Note that part about high-net-worth active investors, which may or may not describe you. Their overall winner this year was Fidelity Investments, which barely beat out last year’s winner Interactive Brokers. Thankfully, Barron’s also supplied separate rankings for novice investors, long-term investors, and those that value in-person service:

Top 5 Brokers for Novice Investors

  1. TD Ameritrade. Performed well in customer service & education, portfolio analysis, research tools, and mobile offerings. Free real-time quotes across desktop and mobile.
  2. Fidelity
  3. Merrill Edge
  4. E-Trade
  5. Charles Schwab

Top 5 Brokers for Long-Term Investing

  1. TD Ameritrade. The only broker to provide a wide range of commission-free ETFs from various providers based on popularity instead of in-house ETFs or paid placement).
  2. Fidelity
  3. Charles Schwab
  4. Merrill Edge
  5. E-Trade

Top 5 Brokers for In-Person Service

  1. Merrill Edge. This is mostly about physical branches, and Merrill Edge is technically Bank of America.
  2. Charles Schwab
  3. Fidelity
  4. TD Ameritrade
  5. E-Trade

If you really want to get into the details, another handy feature is Barron’s huge comparison chart with data from all the brokers surveyed. As in past years, Vanguard declined to participate in the survey.

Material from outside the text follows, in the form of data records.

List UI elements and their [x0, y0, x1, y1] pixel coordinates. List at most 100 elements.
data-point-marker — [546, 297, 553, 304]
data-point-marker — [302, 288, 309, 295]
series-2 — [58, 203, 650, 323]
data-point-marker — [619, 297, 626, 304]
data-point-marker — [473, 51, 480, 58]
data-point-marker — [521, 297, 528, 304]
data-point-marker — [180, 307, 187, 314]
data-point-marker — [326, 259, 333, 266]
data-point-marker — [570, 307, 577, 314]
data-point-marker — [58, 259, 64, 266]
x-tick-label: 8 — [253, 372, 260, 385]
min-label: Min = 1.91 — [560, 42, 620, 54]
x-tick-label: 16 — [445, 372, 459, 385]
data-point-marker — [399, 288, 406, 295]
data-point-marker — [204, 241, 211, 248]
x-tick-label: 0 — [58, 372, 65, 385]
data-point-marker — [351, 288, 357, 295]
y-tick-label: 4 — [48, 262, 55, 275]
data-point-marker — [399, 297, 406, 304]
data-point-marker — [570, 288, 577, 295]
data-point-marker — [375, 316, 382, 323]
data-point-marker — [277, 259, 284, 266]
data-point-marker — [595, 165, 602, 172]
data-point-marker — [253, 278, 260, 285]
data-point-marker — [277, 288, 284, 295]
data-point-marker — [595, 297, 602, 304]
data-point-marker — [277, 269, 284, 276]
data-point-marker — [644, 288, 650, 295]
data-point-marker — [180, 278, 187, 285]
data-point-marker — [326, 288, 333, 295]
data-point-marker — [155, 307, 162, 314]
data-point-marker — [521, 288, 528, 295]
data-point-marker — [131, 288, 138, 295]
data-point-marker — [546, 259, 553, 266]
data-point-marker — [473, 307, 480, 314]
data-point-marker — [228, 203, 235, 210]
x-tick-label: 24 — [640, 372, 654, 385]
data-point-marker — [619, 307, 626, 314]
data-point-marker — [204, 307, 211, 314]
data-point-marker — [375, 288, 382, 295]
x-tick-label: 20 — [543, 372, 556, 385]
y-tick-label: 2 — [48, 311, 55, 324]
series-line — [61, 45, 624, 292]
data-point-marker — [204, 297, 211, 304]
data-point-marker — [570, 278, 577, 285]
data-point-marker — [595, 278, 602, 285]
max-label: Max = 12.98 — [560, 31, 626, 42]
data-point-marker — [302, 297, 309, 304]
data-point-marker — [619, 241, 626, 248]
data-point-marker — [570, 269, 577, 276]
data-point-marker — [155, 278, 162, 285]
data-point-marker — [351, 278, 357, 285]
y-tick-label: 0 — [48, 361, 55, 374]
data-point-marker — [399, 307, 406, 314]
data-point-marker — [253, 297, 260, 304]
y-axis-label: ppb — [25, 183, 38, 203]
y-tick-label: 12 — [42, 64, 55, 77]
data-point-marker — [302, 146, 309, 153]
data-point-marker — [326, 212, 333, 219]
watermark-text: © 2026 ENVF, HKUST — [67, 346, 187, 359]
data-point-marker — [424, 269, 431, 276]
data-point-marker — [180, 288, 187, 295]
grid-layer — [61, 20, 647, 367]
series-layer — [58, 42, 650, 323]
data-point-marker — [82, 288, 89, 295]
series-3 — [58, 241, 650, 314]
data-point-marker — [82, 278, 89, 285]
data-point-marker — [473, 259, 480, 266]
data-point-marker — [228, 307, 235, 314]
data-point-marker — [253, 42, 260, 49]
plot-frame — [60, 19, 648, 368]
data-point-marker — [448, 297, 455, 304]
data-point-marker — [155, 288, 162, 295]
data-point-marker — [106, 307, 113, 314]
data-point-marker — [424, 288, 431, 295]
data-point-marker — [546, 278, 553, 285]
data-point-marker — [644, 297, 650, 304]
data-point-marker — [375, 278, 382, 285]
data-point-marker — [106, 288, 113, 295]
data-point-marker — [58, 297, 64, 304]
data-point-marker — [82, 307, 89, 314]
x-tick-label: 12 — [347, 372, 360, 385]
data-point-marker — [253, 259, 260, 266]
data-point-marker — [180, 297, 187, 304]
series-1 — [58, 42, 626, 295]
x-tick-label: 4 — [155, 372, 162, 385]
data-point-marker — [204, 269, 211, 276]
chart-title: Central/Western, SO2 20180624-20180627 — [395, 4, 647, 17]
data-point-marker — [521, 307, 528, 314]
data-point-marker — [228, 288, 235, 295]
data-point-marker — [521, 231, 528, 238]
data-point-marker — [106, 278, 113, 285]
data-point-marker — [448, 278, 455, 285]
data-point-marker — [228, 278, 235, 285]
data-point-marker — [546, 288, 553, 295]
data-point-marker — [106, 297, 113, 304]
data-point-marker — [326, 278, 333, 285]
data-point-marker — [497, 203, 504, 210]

Quick commentary. I agree that TD Ameritrade is good for long-term investors who want to use an independent brokerage. They combine a full brokerage feature set with a list of 101 commission-free ETFs based on overall popularity (which means they are the ETFs you’d actually want to buy).

There was no mention of the Robinhood free trading app. Does the lack of any competing free trading apps indicate that this business model isn’t viable?

I keep most of my long-term assets directly at Vanguard, while my individual stock trades are done through Merrill Edge. I’m happy with them so far. If you have $50,000 in assets across Merrill Lynch, Merrill Edge, and Bank of America accounts, you get 30 free trades per month. That’s already more trades than I need, but $100k in combined assets gets you 100 free trades per month.

Comments

  1. Thank you for the review of best brokers. I did not know that Vanguard declined to participate in the survey. I personally love Interactive Brokers, and I also really like Fidelity and Schwab. For whatever reason, someone at Merrill Edge often contacts me, to see ” how I am doing”. I always assume there is a problem so I pick up the phone, but instead they proceed to waste my time..

    As far as “free stock trade” services like Robinhood – it is incredibly difficult to build a business model around that. Zecco failed, and had to start charging for trades, before it merged with Tradeking ( which is being acquired by Ally).

    Loyal3 was another broker which recently announced it is shutting down. I think that an integrated large scale provider can offer some free services like free ETF trades, but they are likely to be compensated by bundling with other products ( banking, checking etc). I think that achieving scale is probably the best thing out there.

  2. any broker to offer free trades for accounts less then 10k? also, so you just parked 50k w/ bofa? reading ur blog doesn’t seem you would loose out on that 50k earning you interest.